Il aura suffi d’une prise de position datée du 12 mai 2026 pour mettre à nu les fragilités béantes d’un processus électoral censé marquer une rupture décisive dans l’histoire sociale du Gabon. Louis Jocelyn Ngoma, président du Syndicat national des agents de la Caisse nationale de sécurité sociale (Syna-Cnss) et Secrétaire général de la Fédération des travailleurs du Gabon (Fétrag), a choisi de rompre le silence là où les institutions persistent, elles, à se murer dans une opacité aussi troublante qu’inexplicable.

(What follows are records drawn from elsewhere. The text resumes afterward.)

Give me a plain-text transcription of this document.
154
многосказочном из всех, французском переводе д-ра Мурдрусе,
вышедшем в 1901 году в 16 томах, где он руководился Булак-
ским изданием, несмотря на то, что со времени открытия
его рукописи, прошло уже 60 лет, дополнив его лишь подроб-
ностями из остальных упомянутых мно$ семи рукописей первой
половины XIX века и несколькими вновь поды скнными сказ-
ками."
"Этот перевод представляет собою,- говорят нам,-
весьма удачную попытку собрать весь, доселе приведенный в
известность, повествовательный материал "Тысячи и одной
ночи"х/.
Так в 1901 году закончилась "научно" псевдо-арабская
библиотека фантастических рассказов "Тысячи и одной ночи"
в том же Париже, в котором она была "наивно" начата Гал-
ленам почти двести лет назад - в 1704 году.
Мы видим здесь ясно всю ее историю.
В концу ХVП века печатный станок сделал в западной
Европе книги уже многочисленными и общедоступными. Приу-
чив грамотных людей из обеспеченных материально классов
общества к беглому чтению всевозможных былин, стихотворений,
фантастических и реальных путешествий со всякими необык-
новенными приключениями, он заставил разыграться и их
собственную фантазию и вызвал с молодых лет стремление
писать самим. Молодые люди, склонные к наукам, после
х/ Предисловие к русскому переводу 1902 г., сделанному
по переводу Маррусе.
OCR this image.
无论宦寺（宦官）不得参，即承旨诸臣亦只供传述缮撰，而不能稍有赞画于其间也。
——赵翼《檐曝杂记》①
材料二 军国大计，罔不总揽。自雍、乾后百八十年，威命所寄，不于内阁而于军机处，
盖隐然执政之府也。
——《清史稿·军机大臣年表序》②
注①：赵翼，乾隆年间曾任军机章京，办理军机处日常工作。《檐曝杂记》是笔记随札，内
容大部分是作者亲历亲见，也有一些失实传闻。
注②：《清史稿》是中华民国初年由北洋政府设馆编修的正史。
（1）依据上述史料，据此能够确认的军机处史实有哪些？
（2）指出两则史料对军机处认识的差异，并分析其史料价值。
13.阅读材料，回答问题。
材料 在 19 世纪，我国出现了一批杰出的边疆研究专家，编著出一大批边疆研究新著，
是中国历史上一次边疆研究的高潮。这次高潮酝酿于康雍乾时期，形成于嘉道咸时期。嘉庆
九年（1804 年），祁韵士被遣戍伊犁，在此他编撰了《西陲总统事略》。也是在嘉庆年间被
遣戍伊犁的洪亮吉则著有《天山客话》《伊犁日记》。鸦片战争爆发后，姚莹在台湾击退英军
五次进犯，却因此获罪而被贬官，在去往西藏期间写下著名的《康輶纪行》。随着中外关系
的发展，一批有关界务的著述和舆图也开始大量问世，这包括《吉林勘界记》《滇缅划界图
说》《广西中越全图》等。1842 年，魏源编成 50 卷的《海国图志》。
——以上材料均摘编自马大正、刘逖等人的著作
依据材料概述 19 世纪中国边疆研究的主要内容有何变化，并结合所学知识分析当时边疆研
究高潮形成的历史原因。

Le constat dressé par le leader syndical est aussi précis qu’accablant. Alors que le second tour des élections professionnelles s’apprête à se tenir, le responsable syndical déplore qu’« aucune notification officielle claire n’ait été rendue publique concernant les arbitrages rendus par la Commission au sujet des différents contentieux électoraux soumis à son appréciation. » Un mutisme sidérant de la part d’un organe pourtant investi de la mission cardinale de garantir la transparence, la régularité et la sincérité du scrutin.
Ce vide communicationnel ne relève pas d’un simple manquement administratif. Il engendre, selon Ngoma, « une confusion particulièrement préjudiciable à la crédibilité et au bon déroulement du processus électoral. » En l’absence d’instructions officielles contraires, employeurs et administrations se retrouvent libres de se prévaloir des résultats contestés du premier tour, comme si les griefs formulés n’avaient jamais existé. Une situation proprement inacceptable pour quiconque se soucie de l’intégrité du processus.
La légitimité du scrutin en péril
Derrière la sobriété mesurée du propos syndical se profile une mise en cause cinglante. Le leader de la Fétrag n’hésite pas à pointer que ce silence laisse « aux employeurs et aux administrations la liberté de se conforter dans les résultats contestés du premier tour, en l’absence d’instructions officielles contraires ou de décisions publiquement assumées » par l’organe de supervision. En persistant dans cette posture mutique, la Commission expose non seulement sa propre crédibilité, mais fragilise l’ensemble de l’édifice démocratique social que le Gabon s’efforce laborieusement de construire dans un contexte de transition politique déjà éprouvant.
L’enjeu dépasse largement la seule mécanique électorale. Ces premières élections professionnelles constituent un test grandeur nature de la capacité des nouvelles institutions gabonaises à garantir un dialogue social équitable et transparent. Ngoma le dit sans détour : « l’absence de communication officielle et de positions clairement assumées contribue à fragiliser la confiance des acteurs et à confirmer les doutes sur la crédibilité du processus en cours. » Un cafouillage supplémentaire sonnerait comme un camouflet retentissant pour la Ve République conduite par le Président de la République, Brice Clotaire Oligui Nguema, qui a pourtant érigé la refondation institutionnelle en étendard de sa gouvernance.
« À qui profite le crime ? »
La question posée en conclusion par Louis Jocelyn Ngoma n’est pas rhétorique. Elle pointe, avec une acuité redoutable, le risque d’une instrumentalisation du silence officiel au profit de forces dont les intérêts s’accommodent fort bien d’un processus électoral brouillé et contesté. Dans les arènes du dialogue social, l’ambiguïté entretenue n’est jamais le fruit du hasard.
À l’heure où le monde du travail gabonais attendait que ces premières élections professionnelles incarnent une avancée démocratique irréversible, le silence des gardiens du temple résonne comme un aveu troublant. La Commission dispose encore de quelques heures pour se racheter une conduite. Passé ce délai, c’est la crédibilité de tout le processus qui risque d’être emportée dans la tourmente.